OK, so other things did happen, they just weren’t as important. The AFL final was played outside of Melbourne for the first time, due to the fact that coronavirus was spreading through Victoria faster than Daniel Andrews could hold press conferences. Stung by criticism that allowing 30,000 people to attend the Gabba in the middle of a pandemic may not have been a great idea, Chief Health Officer Jeannette Young explains the decision in scientific terms: “They had a lot of money.”
Also, Combined Islands A and Combined Islands B (affectionately known to their fans as ‘New Zealand’ and ‘Australia’) face off in Rugby Union’s Bledisloe Cup. With border restrictions relaxed following the release of the money vaccine, the third game is able to be played in Australia – an emotional moment for many of the Australian team, as it is the first time they have visited the country.
Meanwhile, just when we needed him most, James Bond – better known by his stage name, Sean Connery – shakes his last martini and finally – after 56 years – fulfils Goldfinger’s expectations.
Donald Trump loses the 2020 Presidential election and graciously accepts defeat, wishing President-elect Biden all the best.
Ha ha! That is of course a joke; Trump reacted with the same overall decorum and reserve one expects from professional tennis players, and in a move as American as apple pie, sues everyone in sight.
Trump’s lawyer, friend and fellow citizen of Planet Nutbag, Rudolph Giuliani, leaps to the President’s defence and gives an impassioned oration which is lauded by professional journalists as “the least coherent speech since Sylvester Stallone played Hamlet”. Onlookers at one point fear for Giuliani’s health, when it appears brain fluid is leaking down his face; all are relieved when Dr Anthony Fauci points out that to leak brain fluid, you must first have a brain.
Speaking of that, in an effort to illustrate the fact that following a rugby league career with a boxing career isn’t exactly a tonic for one’s intellectual faculties, former NSW footballer Paul Gallen calls Queensland’s State of Origin team the worst ever. The Queensland team promptly wins the series, but Gallen doubles down on his comments, saying, “They’re still the worst, but we are even worser!
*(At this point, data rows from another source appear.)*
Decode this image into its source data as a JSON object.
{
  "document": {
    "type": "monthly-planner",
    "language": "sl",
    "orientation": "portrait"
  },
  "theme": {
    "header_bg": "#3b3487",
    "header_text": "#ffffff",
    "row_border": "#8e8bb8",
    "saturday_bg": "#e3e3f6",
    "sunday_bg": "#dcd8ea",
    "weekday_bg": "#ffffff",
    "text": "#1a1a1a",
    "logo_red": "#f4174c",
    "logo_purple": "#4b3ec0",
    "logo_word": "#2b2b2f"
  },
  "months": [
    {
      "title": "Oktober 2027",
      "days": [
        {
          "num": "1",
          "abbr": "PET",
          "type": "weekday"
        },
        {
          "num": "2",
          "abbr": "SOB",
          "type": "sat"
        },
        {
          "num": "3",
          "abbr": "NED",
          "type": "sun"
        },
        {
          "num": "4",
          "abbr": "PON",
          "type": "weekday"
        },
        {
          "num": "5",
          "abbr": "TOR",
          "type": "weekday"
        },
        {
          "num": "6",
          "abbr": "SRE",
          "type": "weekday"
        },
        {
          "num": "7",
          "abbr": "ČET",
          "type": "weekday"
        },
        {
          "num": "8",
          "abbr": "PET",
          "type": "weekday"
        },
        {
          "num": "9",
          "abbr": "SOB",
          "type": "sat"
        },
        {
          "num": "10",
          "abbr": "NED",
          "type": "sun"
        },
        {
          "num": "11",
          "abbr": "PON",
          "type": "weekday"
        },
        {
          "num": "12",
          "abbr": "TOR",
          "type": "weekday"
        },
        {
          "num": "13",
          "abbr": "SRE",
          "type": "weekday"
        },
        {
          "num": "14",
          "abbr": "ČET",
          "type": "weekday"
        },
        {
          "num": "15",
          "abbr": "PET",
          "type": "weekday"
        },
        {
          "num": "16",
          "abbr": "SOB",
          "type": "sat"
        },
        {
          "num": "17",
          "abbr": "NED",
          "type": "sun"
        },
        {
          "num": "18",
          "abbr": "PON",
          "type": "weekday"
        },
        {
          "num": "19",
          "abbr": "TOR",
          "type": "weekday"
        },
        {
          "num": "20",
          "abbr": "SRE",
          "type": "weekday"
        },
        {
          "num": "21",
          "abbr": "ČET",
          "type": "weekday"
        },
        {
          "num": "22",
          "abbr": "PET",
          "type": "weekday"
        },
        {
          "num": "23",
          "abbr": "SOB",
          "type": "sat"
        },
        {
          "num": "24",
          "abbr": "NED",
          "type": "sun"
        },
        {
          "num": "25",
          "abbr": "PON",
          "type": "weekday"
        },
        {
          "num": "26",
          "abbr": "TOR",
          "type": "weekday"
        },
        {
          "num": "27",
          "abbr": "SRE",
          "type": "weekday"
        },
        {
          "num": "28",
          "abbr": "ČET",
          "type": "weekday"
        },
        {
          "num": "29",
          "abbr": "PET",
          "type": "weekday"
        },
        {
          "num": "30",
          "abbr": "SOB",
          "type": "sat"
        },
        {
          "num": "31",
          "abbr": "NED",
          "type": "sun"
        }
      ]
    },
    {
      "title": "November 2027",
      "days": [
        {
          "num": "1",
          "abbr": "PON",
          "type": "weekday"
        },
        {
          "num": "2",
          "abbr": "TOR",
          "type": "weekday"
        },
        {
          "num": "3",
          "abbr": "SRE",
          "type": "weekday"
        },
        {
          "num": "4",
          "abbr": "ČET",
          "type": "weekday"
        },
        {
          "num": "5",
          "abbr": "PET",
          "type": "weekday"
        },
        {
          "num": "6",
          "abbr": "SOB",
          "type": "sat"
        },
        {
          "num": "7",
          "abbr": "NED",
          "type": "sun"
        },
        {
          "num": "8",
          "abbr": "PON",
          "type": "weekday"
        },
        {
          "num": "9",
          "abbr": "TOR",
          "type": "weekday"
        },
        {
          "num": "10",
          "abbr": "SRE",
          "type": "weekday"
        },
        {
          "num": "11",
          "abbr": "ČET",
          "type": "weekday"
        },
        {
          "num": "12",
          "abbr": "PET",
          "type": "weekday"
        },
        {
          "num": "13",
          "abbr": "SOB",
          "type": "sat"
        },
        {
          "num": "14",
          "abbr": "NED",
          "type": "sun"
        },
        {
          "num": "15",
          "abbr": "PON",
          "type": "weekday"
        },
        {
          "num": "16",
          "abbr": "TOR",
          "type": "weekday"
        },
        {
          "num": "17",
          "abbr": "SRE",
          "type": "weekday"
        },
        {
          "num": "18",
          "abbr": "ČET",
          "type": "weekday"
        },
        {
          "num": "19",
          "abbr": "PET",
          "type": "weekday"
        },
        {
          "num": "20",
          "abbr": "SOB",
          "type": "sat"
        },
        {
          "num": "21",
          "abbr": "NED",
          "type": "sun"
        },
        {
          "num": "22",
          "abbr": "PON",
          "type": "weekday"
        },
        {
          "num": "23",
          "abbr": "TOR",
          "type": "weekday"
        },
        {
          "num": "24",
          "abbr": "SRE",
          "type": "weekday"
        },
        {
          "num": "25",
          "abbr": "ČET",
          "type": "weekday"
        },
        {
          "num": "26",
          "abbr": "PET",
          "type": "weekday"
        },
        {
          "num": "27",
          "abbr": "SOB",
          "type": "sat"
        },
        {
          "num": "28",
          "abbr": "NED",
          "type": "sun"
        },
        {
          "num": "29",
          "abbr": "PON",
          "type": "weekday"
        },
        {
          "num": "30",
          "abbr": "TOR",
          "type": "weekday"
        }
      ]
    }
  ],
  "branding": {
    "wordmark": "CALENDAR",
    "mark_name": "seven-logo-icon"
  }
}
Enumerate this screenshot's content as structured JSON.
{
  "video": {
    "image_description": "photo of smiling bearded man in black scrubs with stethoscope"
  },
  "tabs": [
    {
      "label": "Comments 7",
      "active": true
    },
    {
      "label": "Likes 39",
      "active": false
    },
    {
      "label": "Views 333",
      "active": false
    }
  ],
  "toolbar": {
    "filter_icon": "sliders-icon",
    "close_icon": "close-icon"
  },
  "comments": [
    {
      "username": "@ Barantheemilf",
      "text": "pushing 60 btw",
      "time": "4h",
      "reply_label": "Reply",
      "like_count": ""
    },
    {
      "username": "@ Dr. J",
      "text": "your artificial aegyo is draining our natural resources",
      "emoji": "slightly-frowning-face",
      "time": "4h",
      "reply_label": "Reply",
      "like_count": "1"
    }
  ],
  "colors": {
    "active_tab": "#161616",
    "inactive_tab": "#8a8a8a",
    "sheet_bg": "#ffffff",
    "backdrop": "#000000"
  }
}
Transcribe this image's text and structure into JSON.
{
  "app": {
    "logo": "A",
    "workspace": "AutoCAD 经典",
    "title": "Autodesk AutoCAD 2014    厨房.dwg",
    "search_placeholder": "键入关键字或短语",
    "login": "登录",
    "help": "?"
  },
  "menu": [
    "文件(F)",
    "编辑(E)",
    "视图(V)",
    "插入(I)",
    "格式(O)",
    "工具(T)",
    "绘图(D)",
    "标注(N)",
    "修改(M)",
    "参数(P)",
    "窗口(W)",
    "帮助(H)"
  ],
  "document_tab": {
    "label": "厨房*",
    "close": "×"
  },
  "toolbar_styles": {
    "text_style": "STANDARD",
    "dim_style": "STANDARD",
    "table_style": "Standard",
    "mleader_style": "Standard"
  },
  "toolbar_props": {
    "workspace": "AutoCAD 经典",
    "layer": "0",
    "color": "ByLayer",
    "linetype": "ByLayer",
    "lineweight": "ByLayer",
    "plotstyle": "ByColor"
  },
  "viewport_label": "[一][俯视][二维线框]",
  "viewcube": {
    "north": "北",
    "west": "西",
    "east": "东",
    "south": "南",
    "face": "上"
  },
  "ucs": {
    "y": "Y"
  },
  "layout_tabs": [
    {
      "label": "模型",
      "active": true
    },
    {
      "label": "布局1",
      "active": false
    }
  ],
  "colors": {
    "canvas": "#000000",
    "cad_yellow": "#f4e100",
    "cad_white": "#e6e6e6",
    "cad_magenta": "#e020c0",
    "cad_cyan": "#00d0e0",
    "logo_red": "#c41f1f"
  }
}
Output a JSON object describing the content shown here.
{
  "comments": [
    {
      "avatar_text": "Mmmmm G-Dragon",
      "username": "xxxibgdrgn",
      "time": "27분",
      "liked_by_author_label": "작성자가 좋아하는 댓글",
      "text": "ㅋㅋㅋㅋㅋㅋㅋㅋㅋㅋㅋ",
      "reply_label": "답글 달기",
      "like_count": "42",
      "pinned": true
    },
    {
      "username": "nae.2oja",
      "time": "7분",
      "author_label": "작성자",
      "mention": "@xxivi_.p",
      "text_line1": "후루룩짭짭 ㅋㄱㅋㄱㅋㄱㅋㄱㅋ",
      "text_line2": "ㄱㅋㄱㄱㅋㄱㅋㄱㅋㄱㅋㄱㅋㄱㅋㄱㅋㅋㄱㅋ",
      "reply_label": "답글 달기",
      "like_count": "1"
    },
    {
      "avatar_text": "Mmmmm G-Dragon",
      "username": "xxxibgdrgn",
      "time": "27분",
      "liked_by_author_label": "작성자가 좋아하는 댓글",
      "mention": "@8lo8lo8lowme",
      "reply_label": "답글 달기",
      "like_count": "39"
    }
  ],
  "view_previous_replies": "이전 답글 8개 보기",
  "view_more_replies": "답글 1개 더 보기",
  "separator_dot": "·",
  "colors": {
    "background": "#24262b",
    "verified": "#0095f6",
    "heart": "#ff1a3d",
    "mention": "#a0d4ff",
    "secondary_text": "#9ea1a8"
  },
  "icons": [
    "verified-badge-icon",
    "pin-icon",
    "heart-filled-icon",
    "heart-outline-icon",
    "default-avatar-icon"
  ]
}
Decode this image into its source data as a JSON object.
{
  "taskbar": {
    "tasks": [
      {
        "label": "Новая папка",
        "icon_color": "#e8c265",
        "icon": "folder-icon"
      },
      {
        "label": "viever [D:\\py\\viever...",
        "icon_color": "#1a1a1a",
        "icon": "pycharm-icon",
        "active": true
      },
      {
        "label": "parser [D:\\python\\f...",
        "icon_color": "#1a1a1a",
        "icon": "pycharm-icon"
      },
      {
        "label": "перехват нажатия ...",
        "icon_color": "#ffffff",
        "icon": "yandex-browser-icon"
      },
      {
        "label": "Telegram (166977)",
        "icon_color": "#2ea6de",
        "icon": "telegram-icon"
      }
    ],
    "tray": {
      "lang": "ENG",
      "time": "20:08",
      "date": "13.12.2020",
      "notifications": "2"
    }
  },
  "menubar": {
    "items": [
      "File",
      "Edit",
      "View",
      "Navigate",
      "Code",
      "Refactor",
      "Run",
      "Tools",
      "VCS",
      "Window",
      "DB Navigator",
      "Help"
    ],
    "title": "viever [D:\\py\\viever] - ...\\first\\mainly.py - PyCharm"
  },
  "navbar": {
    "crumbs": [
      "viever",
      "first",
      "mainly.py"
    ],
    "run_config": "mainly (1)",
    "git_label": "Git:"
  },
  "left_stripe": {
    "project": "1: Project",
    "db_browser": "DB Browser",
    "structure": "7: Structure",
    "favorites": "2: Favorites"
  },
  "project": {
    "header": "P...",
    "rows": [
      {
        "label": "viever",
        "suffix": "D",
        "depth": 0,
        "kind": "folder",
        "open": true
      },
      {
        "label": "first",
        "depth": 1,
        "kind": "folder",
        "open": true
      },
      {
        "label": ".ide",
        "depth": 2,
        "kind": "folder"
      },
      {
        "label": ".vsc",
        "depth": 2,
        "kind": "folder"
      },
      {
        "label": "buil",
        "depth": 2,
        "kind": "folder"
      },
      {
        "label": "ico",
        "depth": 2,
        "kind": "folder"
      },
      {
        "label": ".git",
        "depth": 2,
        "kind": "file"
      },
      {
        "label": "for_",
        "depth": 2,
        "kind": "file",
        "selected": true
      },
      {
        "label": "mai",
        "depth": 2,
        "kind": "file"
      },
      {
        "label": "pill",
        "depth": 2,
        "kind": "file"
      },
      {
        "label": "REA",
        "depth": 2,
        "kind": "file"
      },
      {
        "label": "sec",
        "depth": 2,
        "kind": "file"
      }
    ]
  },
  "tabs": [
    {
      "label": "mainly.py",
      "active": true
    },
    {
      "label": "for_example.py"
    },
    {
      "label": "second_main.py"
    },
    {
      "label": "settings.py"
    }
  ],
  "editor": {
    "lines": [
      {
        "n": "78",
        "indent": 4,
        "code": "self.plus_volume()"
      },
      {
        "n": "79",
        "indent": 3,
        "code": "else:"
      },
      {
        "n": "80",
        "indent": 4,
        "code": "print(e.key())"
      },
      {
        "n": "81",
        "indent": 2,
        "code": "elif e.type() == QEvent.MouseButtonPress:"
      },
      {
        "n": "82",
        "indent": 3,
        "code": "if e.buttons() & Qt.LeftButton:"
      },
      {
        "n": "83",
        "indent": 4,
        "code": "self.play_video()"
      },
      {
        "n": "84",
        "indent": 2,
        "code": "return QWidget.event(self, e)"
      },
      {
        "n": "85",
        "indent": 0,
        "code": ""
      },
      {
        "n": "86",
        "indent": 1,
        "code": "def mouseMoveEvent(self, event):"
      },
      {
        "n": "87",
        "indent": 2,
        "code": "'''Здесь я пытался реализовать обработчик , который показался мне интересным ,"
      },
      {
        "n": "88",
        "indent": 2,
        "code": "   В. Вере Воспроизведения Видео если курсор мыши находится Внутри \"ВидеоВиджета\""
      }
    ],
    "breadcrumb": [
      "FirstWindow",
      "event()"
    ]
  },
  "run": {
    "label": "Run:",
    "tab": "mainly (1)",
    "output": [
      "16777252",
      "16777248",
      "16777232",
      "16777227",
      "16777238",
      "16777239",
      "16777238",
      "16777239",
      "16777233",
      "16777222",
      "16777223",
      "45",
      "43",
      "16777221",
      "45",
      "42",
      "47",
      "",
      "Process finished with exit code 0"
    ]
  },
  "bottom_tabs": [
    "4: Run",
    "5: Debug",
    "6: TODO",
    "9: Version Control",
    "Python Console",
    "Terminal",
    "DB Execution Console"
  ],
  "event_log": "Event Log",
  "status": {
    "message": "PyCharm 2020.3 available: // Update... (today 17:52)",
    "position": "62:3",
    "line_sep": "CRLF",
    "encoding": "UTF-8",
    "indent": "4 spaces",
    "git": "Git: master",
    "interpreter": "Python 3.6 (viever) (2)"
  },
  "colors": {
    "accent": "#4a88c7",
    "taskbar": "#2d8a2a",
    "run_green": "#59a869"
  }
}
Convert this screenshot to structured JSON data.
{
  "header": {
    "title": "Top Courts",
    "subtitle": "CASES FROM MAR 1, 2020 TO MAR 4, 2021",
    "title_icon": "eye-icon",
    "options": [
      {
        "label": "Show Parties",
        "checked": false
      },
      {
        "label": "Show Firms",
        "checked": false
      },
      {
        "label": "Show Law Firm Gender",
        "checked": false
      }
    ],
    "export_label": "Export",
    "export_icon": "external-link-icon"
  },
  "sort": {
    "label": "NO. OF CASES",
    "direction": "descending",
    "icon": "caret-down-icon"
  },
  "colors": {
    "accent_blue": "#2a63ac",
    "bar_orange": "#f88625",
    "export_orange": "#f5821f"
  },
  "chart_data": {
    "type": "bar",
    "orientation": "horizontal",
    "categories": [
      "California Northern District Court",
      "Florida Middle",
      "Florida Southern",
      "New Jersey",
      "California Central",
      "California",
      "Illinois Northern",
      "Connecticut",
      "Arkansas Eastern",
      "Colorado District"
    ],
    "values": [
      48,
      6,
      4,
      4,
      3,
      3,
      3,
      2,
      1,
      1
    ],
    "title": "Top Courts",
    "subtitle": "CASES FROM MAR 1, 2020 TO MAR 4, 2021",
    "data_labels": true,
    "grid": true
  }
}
So there!” NSW coach Brad Fittler offers Gallen $1000 to switch to supporting Queensland.
The entertainment world mourns David Prowse, who played Darth Vader in the Star Wars films, and finally went over to the really, really dark side. Fans across the globe unite in heartfelt voice, “Why him? Why not Jar Jar?”
Relations between Australia and China remain on a tense footing, with the CCCP issuing a press release saying Scott Morrison is too a poopy pants, and the Prime Minister firing back with the observation that it takes one to know one.
China hikes up the tariff on Australian wines to approximately the cost of a space shuttle per bottle, although the only immediate effect is that the CCCP Christmas party is forced to serve paraffin mixed with red cordial with the main course. “It’s still better than French wine,” observes a senior member of the party.
Within Parliament, opinion is divided as to how best to respond to the trade war with China. Maverick MP Bob Katter calls for a massive cull of crocodiles, but no one pays any attention as he does this every Tuesday anyway. Opposition Leader Anthony Albanese suggests that, if Scott Morrison just gives China our lunch money, they’ll leave us alone; Bill Shorten offers him $1000 to switch to the LNP.
In local news, the QLS holds its staff Christmas party, socialising as a team for the first time since the start of the pandemic. They note that, despite all the challenges of the year, they are buoyed by the fact that they work with a bloody good group of people who performed spectacularly during the crisis.
They wish all their members (and readers) a sensational Christmas and a prosperous and fun-filled New Year.